Zambia’s President Edgar Lungu has been re-elected, according to official results, which are being challenged by the main opposition party.
The electoral commission said Mr Lungu had secured 50.35% in Thursday’s vote, just over the 50% threshold needed to avoid a second round under a new electoral system.
His main rival, Hakainde Hichilema, who alleges electoral fraud, won 47.67%.
Earlier, his UPND party withdrew from the ballot verification process.
The BBC’s Nomsa Maseko in the capital, Lusaka, says that thousands of Mr Lungu’s supporters, dressed in the green and white of his Patriotic Front (PF), are celebrating on the streets.
The UPND has accused the electoral commission of colluding with the PF to rig the result.
“We have evidence to the effect that the votes for Hakainde Hichilema have been deliberately reduced in collusion with the Electoral Commission of Zambia,” UPND lawyer Jack Mwiimbu told journalists.
“We have confidence that the constitutional court will rise above board and declare the results a nullity.”
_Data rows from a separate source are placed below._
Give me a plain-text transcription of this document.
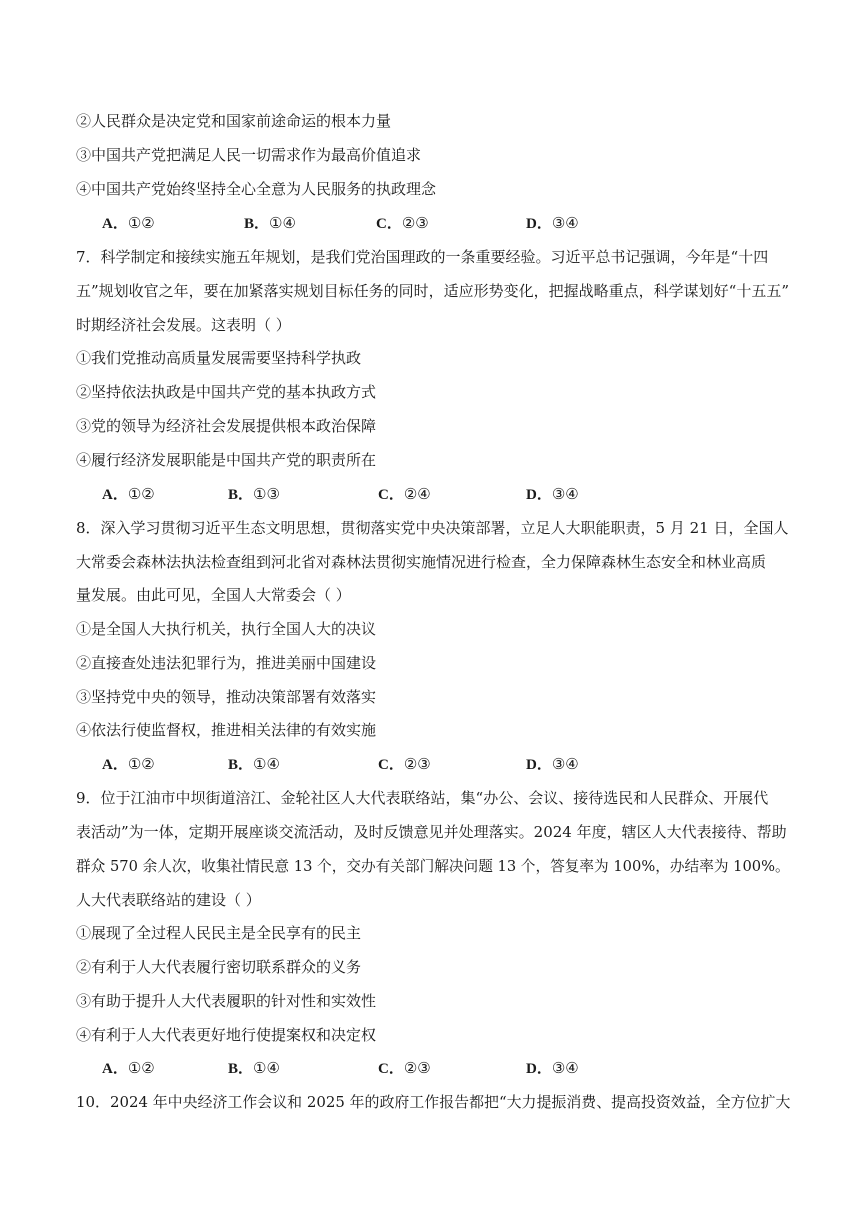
②人民群众是决定党和国家前途命运的根本力量
③中国共产党把满足人民一切需求作为最高价值追求
④中国共产党始终坚持全心全意为人民服务的执政理念
A．①②	B．①④	C．②③	D．③④
7．科学制定和接续实施五年规划，是我们党治国理政的一条重要经验。习近平总书记强调，今年是“十四
五”规划收官之年，要在加紧落实规划目标任务的同时，适应形势变化，把握战略重点，科学谋划好“十五五”
时期经济社会发展。这表明（ ）
①我们党推动高质量发展需要坚持科学执政
②坚持依法执政是中国共产党的基本执政方式
③党的领导为经济社会发展提供根本政治保障
④履行经济发展职能是中国共产党的职责所在
A．①②	B．①③	C．②④	D．③④
8．深入学习贯彻习近平生态文明思想，贯彻落实党中央决策部署，立足人大职能职责，5 月 21 日，全国人
大常委会森林法执法检查组到河北省对森林法贯彻实施情况进行检查，全力保障森林生态安全和林业高质
量发展。由此可见，全国人大常委会（ ）
①是全国人大执行机关，执行全国人大的决议
②直接查处违法犯罪行为，推进美丽中国建设
③坚持党中央的领导，推动决策部署有效落实
④依法行使监督权，推进相关法律的有效实施
A．①②	B．①④	C．②③	D．③④
9．位于江油市中坝街道涪江、金轮社区人大代表联络站，集“办公、会议、接待选民和人民群众、开展代
表活动”为一体，定期开展座谈交流活动，及时反馈意见并处理落实。2024 年度，辖区人大代表接待、帮助
群众 570 余人次，收集社情民意 13 个，交办有关部门解决问题 13 个，答复率为 100%，办结率为 100%。
人大代表联络站的建设（ ）
①展现了全过程人民民主是全民享有的民主
②有利于人大代表履行密切联系群众的义务
③有助于提升人大代表履职的针对性和实效性
④有利于人大代表更好地行使提案权和决定权
A．①②	B．①④	C．②③	D．③④
10．2024 年中央经济工作会议和 2025 年的政府工作报告都把“大力提振消费、提高投资效益，全方位扩大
The PF has rejected the allegations.
Election officials also denied the fraud claims, saying the slow publication of the results was because there were five different votes on Thursday – for president, parliament, mayors, local councillors and an amendment to the constitution on changes to the bill of rights.
Mr Lungu defeated Mr Hichilema in the previous election, last year, by less than 28,000 votes. This time, his margin of victory was about 200,000 votes.
Last year’s election was held because President Michael Sata died in office, the second time a serving leader has died in Zambia in the past five years.
The constitution has now been amended so that the vice-president automatically takes office if a sitting president dies.